Não é estranho que a política seja para ele a permanente construção de adversários

Convocando ao que ele chama de Quarta Transformação do México, esculpe para si uma estátua do tamanho das do pai da pátria (Hidalgo), do criador do Estado laico (Juárez) e do mártir da democracia (Madero). Mas esse desejo de glória parece moderado, em sua terceira tentativa de chegar à presidência, por um chumbo pragmático. López Obrador será um populista de manual, mas é também um político pragmático. Como prefeito da Cidade do México não foi um radical. Encabeçou um moderado governo de esquerda. Manteve um diálogo fluido e frutífero com os empresários da capital. Seu governo foi eficaz, opaco, disciplinado. A equipe que se antecipou em nomear como parte de seu gabinete tem esse perfil. Não há indício algum de radicalismo, e sim, pelo contrário, gestos visíveis de moderação. Às vezes deixou entrever que a grande reforma deve ser, na verdade, uma recuperação da modéstia. O renascimento do país, disse, citando Francisco J. Múgica, surgirá “da simples moralidade e de algumas pequenas reformas”.

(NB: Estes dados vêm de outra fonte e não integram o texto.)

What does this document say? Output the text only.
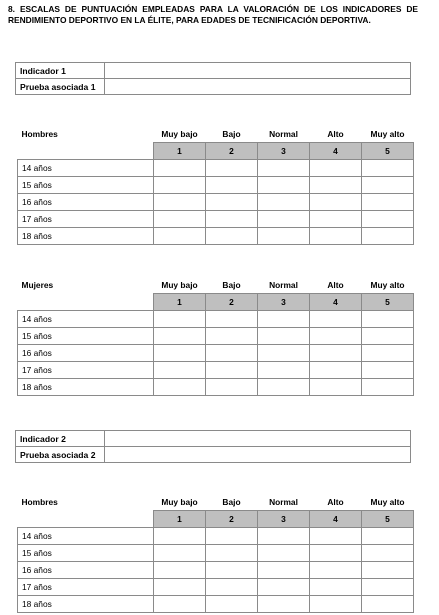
8. ESCALAS DE PUNTUACIÓN EMPLEADAS PARA LA VALORACIÓN DE LOS INDICADORES DE RENDIMIENTO DEPORTIVO EN LA ÉLITE, PARA EDADES DE TECNIFICACIÓN DEPORTIVA.
Indicador 1	
Prueba asociada 1	
Hombres	Muy bajo	Bajo	Normal	Alto	Muy alto
	1	2	3	4	5
14 años					
15 años					
16 años					
17 años					
18 años					
Mujeres	Muy bajo	Bajo	Normal	Alto	Muy alto
	1	2	3	4	5
14 años					
15 años					
16 años					
17 años					
18 años					
Indicador 2	
Prueba asociada 2	
Hombres	Muy bajo	Bajo	Normal	Alto	Muy alto
	1	2	3	4	5
14 años					
15 años					
16 años					
17 años					
18 años					
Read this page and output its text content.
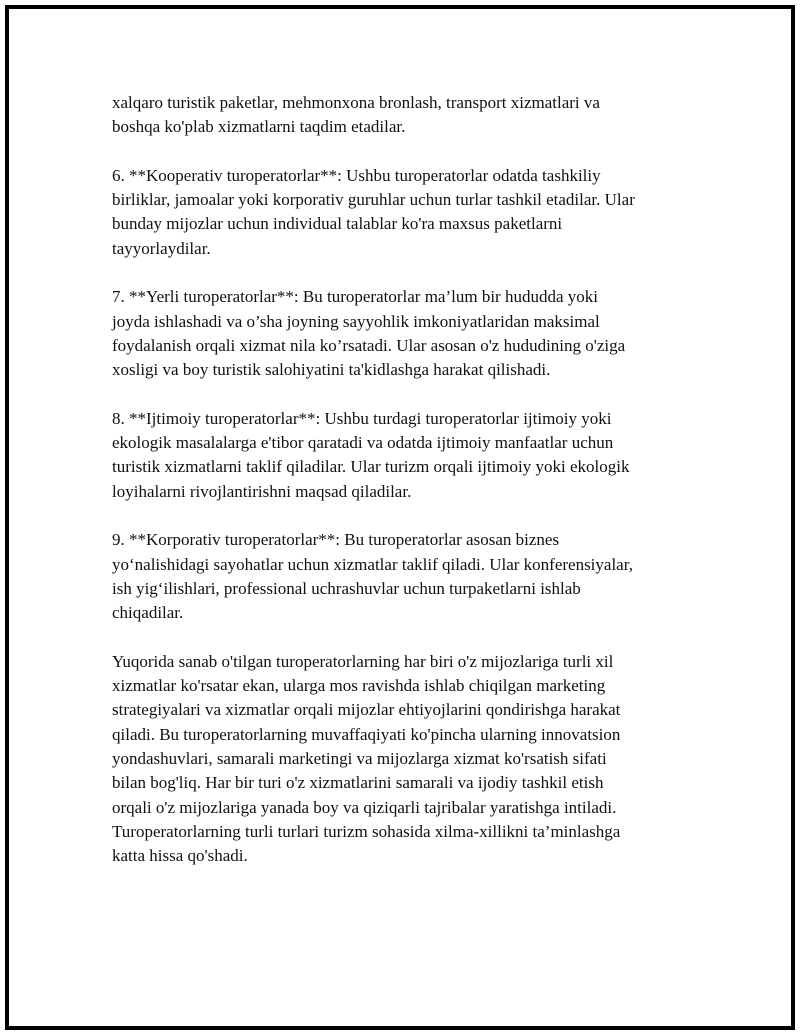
xalqaro turistik paketlar, mehmonxona bronlash, transport xizmatlari va
boshqa ko'plab xizmatlarni taqdim etadilar.

6. **Kooperativ turoperatorlar**: Ushbu turoperatorlar odatda tashkiliy
birliklar, jamoalar yoki korporativ guruhlar uchun turlar tashkil etadilar. Ular
bunday mijozlar uchun individual talablar ko'ra maxsus paketlarni
tayyorlaydilar.

7. **Yerli turoperatorlar**: Bu turoperatorlar ma’lum bir hududda yoki
joyda ishlashadi va o’sha joyning sayyohlik imkoniyatlaridan maksimal
foydalanish orqali xizmat nila ko’rsatadi. Ular asosan o'z hududining o'ziga
xosligi va boy turistik salohiyatini ta'kidlashga harakat qilishadi.

8. **Ijtimoiy turoperatorlar**: Ushbu turdagi turoperatorlar ijtimoiy yoki
ekologik masalalarga e'tibor qaratadi va odatda ijtimoiy manfaatlar uchun
turistik xizmatlarni taklif qiladilar. Ular turizm orqali ijtimoiy yoki ekologik
loyihalarni rivojlantirishni maqsad qiladilar.

9. **Korporativ turoperatorlar**: Bu turoperatorlar asosan biznes
yo‘nalishidagi sayohatlar uchun xizmatlar taklif qiladi. Ular konferensiyalar,
ish yig‘ilishlari, professional uchrashuvlar uchun turpaketlarni ishlab
chiqadilar.

Yuqorida sanab o'tilgan turoperatorlarning har biri o'z mijozlariga turli xil
xizmatlar ko'rsatar ekan, ularga mos ravishda ishlab chiqilgan marketing
strategiyalari va xizmatlar orqali mijozlar ehtiyojlarini qondirishga harakat
qiladi. Bu turoperatorlarning muvaffaqiyati ko'pincha ularning innovatsion
yondashuvlari, samarali marketingi va mijozlarga xizmat ko'rsatish sifati
bilan bog'liq. Har bir turi o'z xizmatlarini samarali va ijodiy tashkil etish
orqali o'z mijozlariga yanada boy va qiziqarli tajribalar yaratishga intiladi.
Turoperatorlarning turli turlari turizm sohasida xilma-xillikni ta’minlashga
katta hissa qo'shadi.
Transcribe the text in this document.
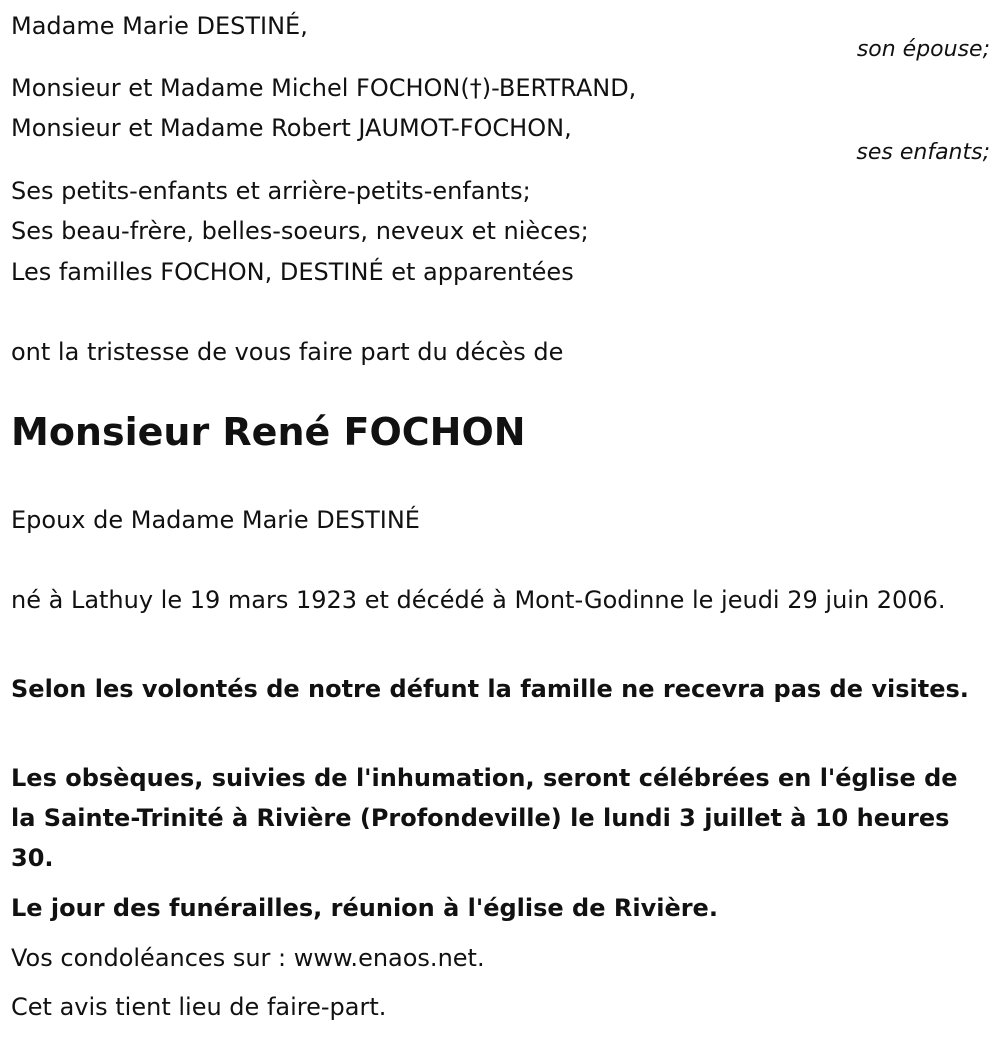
Madame Marie DESTINÉ,
son épouse;
Monsieur et Madame Michel FOCHON(†)-BERTRAND,
Monsieur et Madame Robert JAUMOT-FOCHON,
ses enfants;
Ses petits-enfants et arrière-petits-enfants;
Ses beau-frère, belles-soeurs, neveux et nièces;
Les familles FOCHON, DESTINÉ et apparentées
ont la tristesse de vous faire part du décès de
Monsieur René FOCHON
Epoux de Madame Marie DESTINÉ
né à Lathuy le 19 mars 1923 et décédé à Mont-Godinne le jeudi 29 juin 2006.
Selon les volontés de notre défunt la famille ne recevra pas de visites.
Les obsèques, suivies de l'inhumation, seront célébrées en l'église de la Sainte-Trinité à Rivière (Profondeville) le lundi 3 juillet à 10 heures 30.
Le jour des funérailles, réunion à l'église de Rivière.
Vos condoléances sur : www.enaos.net.
Cet avis tient lieu de faire-part.
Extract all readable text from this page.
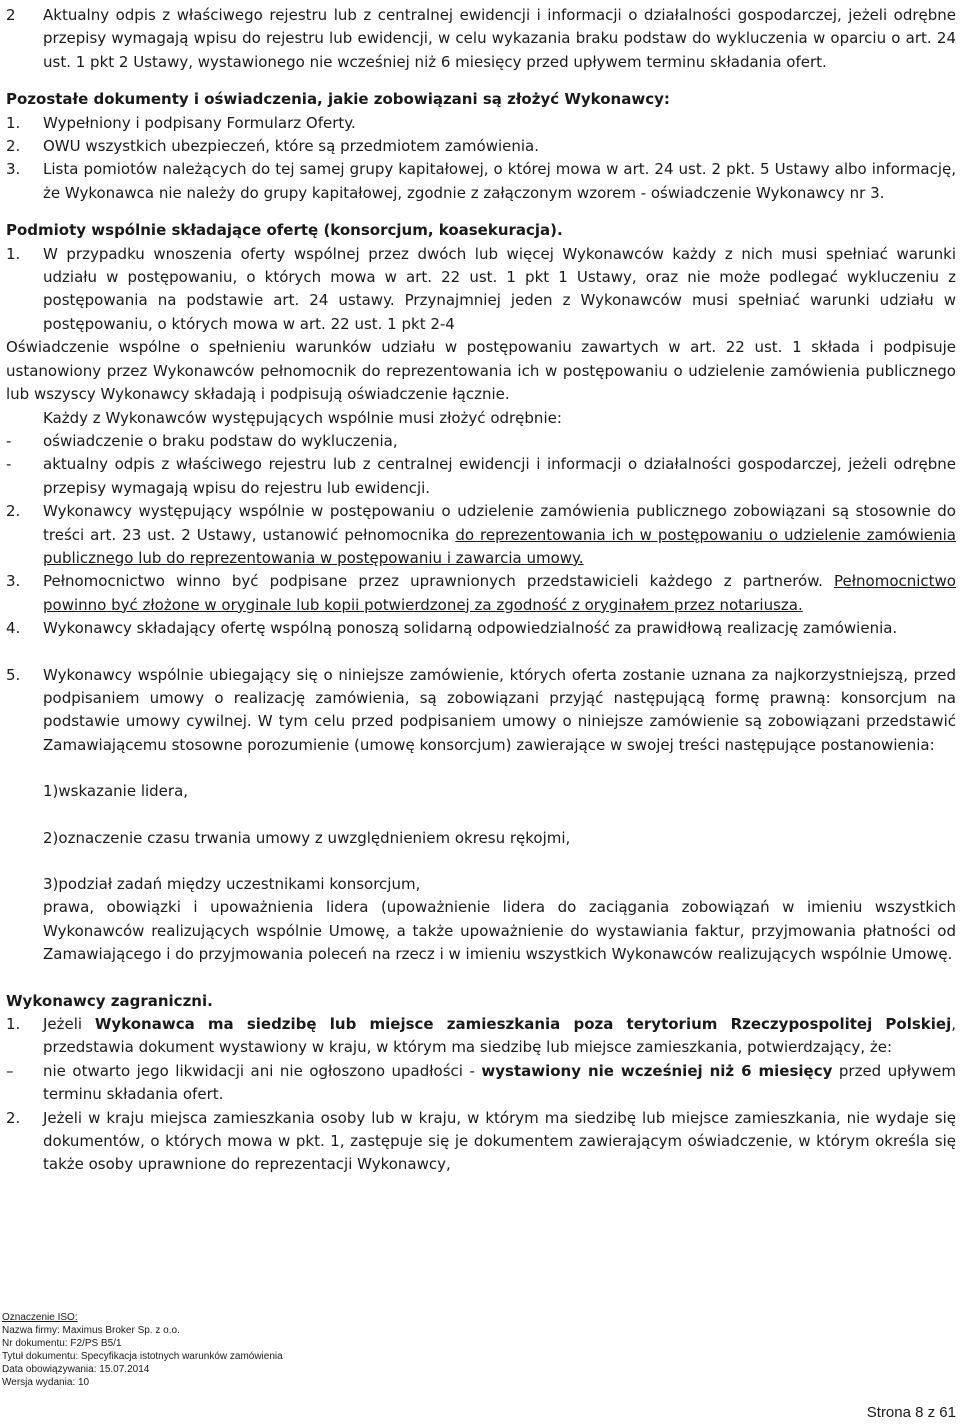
2 Aktualny odpis z właściwego rejestru lub z centralnej ewidencji i informacji o działalności gospodarczej, jeżeli odrębne przepisy wymagają wpisu do rejestru lub ewidencji, w celu wykazania braku podstaw do wykluczenia w oparciu o art. 24 ust. 1 pkt 2 Ustawy, wystawionego nie wcześniej niż 6 miesięcy przed upływem terminu składania ofert.

Pozostałe dokumenty i oświadczenia, jakie zobowiązani są złożyć Wykonawcy:

1. Wypełniony i podpisany Formularz Oferty.

2. OWU wszystkich ubezpieczeń, które są przedmiotem zamówienia.

3. Lista pomiotów należących do tej samej grupy kapitałowej, o której mowa w art. 24 ust. 2 pkt. 5 Ustawy albo informację, że Wykonawca nie należy do grupy kapitałowej, zgodnie z załączonym wzorem - oświadczenie Wykonawcy nr 3.

Podmioty wspólnie składające ofertę (konsorcjum, koasekuracja).

1. W przypadku wnoszenia oferty wspólnej przez dwóch lub więcej Wykonawców każdy z nich musi spełniać warunki udziału w postępowaniu, o których mowa w art. 22 ust. 1 pkt 1 Ustawy, oraz nie może podlegać wykluczeniu z postępowania na podstawie art. 24 ustawy. Przynajmniej jeden z Wykonawców musi spełniać warunki udziału w postępowaniu, o których mowa w art. 22 ust. 1 pkt 2-4

Oświadczenie wspólne o spełnieniu warunków udziału w postępowaniu zawartych w art. 22 ust. 1 składa i podpisuje ustanowiony przez Wykonawców pełnomocnik do reprezentowania ich w postępowaniu o udzielenie zamówienia publicznego lub wszyscy Wykonawcy składają i podpisują oświadczenie łącznie.

Każdy z Wykonawców występujących wspólnie musi złożyć odrębnie:

- oświadczenie o braku podstaw do wykluczenia,

- aktualny odpis z właściwego rejestru lub z centralnej ewidencji i informacji o działalności gospodarczej, jeżeli odrębne przepisy wymagają wpisu do rejestru lub ewidencji.

2. Wykonawcy występujący wspólnie w postępowaniu o udzielenie zamówienia publicznego zobowiązani są stosownie do treści art. 23 ust. 2 Ustawy, ustanowić pełnomocnika do reprezentowania ich w postępowaniu o udzielenie zamówienia publicznego lub do reprezentowania w postępowaniu i zawarcia umowy.

3. Pełnomocnictwo winno być podpisane przez uprawnionych przedstawicieli każdego z partnerów. Pełnomocnictwo powinno być złożone w oryginale lub kopii potwierdzonej za zgodność z oryginałem przez notariusza.

4. Wykonawcy składający ofertę wspólną ponoszą solidarną odpowiedzialność za prawidłową realizację zamówienia.

5. Wykonawcy wspólnie ubiegający się o niniejsze zamówienie, których oferta zostanie uznana za najkorzystniejszą, przed podpisaniem umowy o realizację zamówienia, są zobowiązani przyjąć następującą formę prawną: konsorcjum na podstawie umowy cywilnej. W tym celu przed podpisaniem umowy o niniejsze zamówienie są zobowiązani przedstawić Zamawiającemu stosowne porozumienie (umowę konsorcjum) zawierające w swojej treści następujące postanowienia:

1)wskazanie lidera,

2)oznaczenie czasu trwania umowy z uwzględnieniem okresu rękojmi,

3)podział zadań między uczestnikami konsorcjum,

prawa, obowiązki i upoważnienia lidera (upoważnienie lidera do zaciągania zobowiązań w imieniu wszystkich Wykonawców realizujących wspólnie Umowę, a także upoważnienie do wystawiania faktur, przyjmowania płatności od Zamawiającego i do przyjmowania poleceń na rzecz i w imieniu wszystkich Wykonawców realizujących wspólnie Umowę.

Wykonawcy zagraniczni.

1. Jeżeli Wykonawca ma siedzibę lub miejsce zamieszkania poza terytorium Rzeczypospolitej Polskiej, przedstawia dokument wystawiony w kraju, w którym ma siedzibę lub miejsce zamieszkania, potwierdzający, że:

– nie otwarto jego likwidacji ani nie ogłoszono upadłości - wystawiony nie wcześniej niż 6 miesięcy przed upływem terminu składania ofert.

2. Jeżeli w kraju miejsca zamieszkania osoby lub w kraju, w którym ma siedzibę lub miejsce zamieszkania, nie wydaje się dokumentów, o których mowa w pkt. 1, zastępuje się je dokumentem zawierającym oświadczenie, w którym określa się także osoby uprawnione do reprezentacji Wykonawcy,

Oznaczenie ISO:
Nazwa firmy: Maximus Broker Sp. z o.o.
Nr dokumentu: F2/PS B5/1
Tytuł dokumentu: Specyfikacja istotnych warunków zamówienia
Data obowiązywania: 15.07.2014
Wersja wydania: 10
Strona 8 z 61
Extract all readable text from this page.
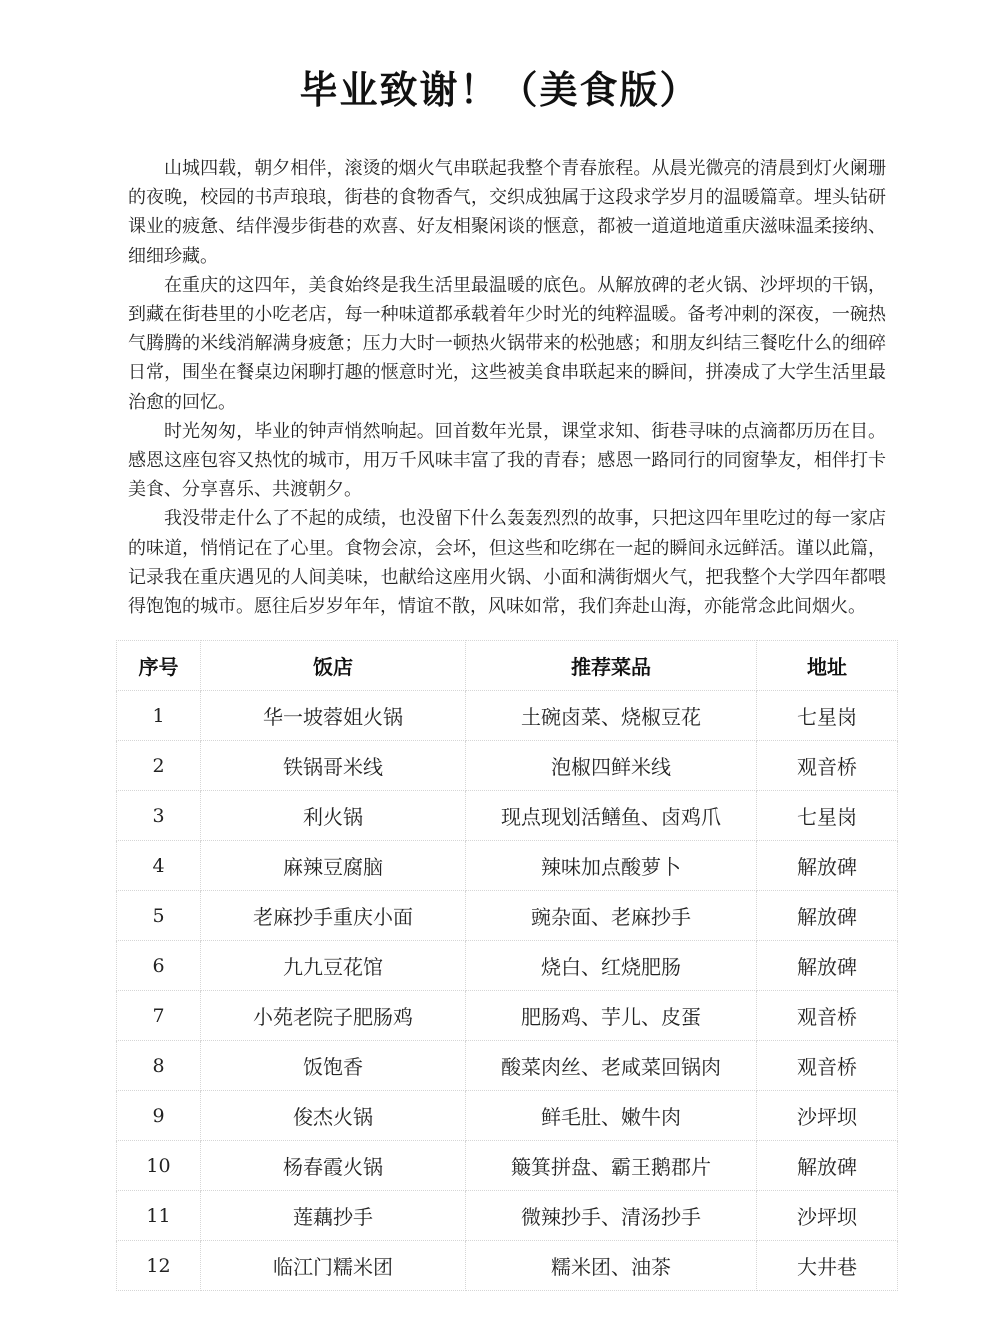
毕业致谢！（美食版）

山城四载，朝夕相伴，滚烫的烟火气串联起我整个青春旅程。从晨光微亮的清晨到灯火阑珊的夜晚，校园的书声琅琅，街巷的食物香气，交织成独属于这段求学岁月的温暖篇章。埋头钻研课业的疲惫、结伴漫步街巷的欢喜、好友相聚闲谈的惬意，都被一道道地道重庆滋味温柔接纳、细细珍藏。

在重庆的这四年，美食始终是我生活里最温暖的底色。从解放碑的老火锅、沙坪坝的干锅，到藏在街巷里的小吃老店，每一种味道都承载着年少时光的纯粹温暖。备考冲刺的深夜，一碗热气腾腾的米线消解满身疲惫；压力大时一顿热火锅带来的松弛感；和朋友纠结三餐吃什么的细碎日常，围坐在餐桌边闲聊打趣的惬意时光，这些被美食串联起来的瞬间，拼凑成了大学生活里最治愈的回忆。

时光匆匆，毕业的钟声悄然响起。回首数年光景，课堂求知、街巷寻味的点滴都历历在目。感恩这座包容又热忱的城市，用万千风味丰富了我的青春；感恩一路同行的同窗挚友，相伴打卡美食、分享喜乐、共渡朝夕。

我没带走什么了不起的成绩，也没留下什么轰轰烈烈的故事，只把这四年里吃过的每一家店的味道，悄悄记在了心里。食物会凉，会坏，但这些和吃绑在一起的瞬间永远鲜活。谨以此篇，记录我在重庆遇见的人间美味，也献给这座用火锅、小面和满街烟火气，把我整个大学四年都喂得饱饱的城市。愿往后岁岁年年，情谊不散，风味如常，我们奔赴山海，亦能常念此间烟火。

序号	饭店	推荐菜品	地址
1	华一坡蓉姐火锅	土碗卤菜、烧椒豆花	七星岗
2	铁锅哥米线	泡椒四鲜米线	观音桥
3	利火锅	现点现划活鳝鱼、卤鸡爪	七星岗
4	麻辣豆腐脑	辣味加点酸萝卜	解放碑
5	老麻抄手重庆小面	豌杂面、老麻抄手	解放碑
6	九九豆花馆	烧白、红烧肥肠	解放碑
7	小苑老院子肥肠鸡	肥肠鸡、芋儿、皮蛋	观音桥
8	饭饱香	酸菜肉丝、老咸菜回锅肉	观音桥
9	俊杰火锅	鲜毛肚、嫩牛肉	沙坪坝
10	杨春霞火锅	簸箕拼盘、霸王鹅郡片	解放碑
11	莲藕抄手	微辣抄手、清汤抄手	沙坪坝
12	临江门糯米团	糯米团、油茶	大井巷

Já foi acusado de ser o grande perigo para o México. Depois de 12 anos de sangue e imundície, de violência e corrupção, é claro que para os eleitores mexicanos não há maior perigo que a continuidade do existente. Por isso é preciso dizer que o terremoto provocado pela vitória de López Obrador será o grande desafio do México. Colocará todos à prova.

Jesús Silva-Herzog Márquez é analista político e professor do Instituto Tecnológico de Monterrey.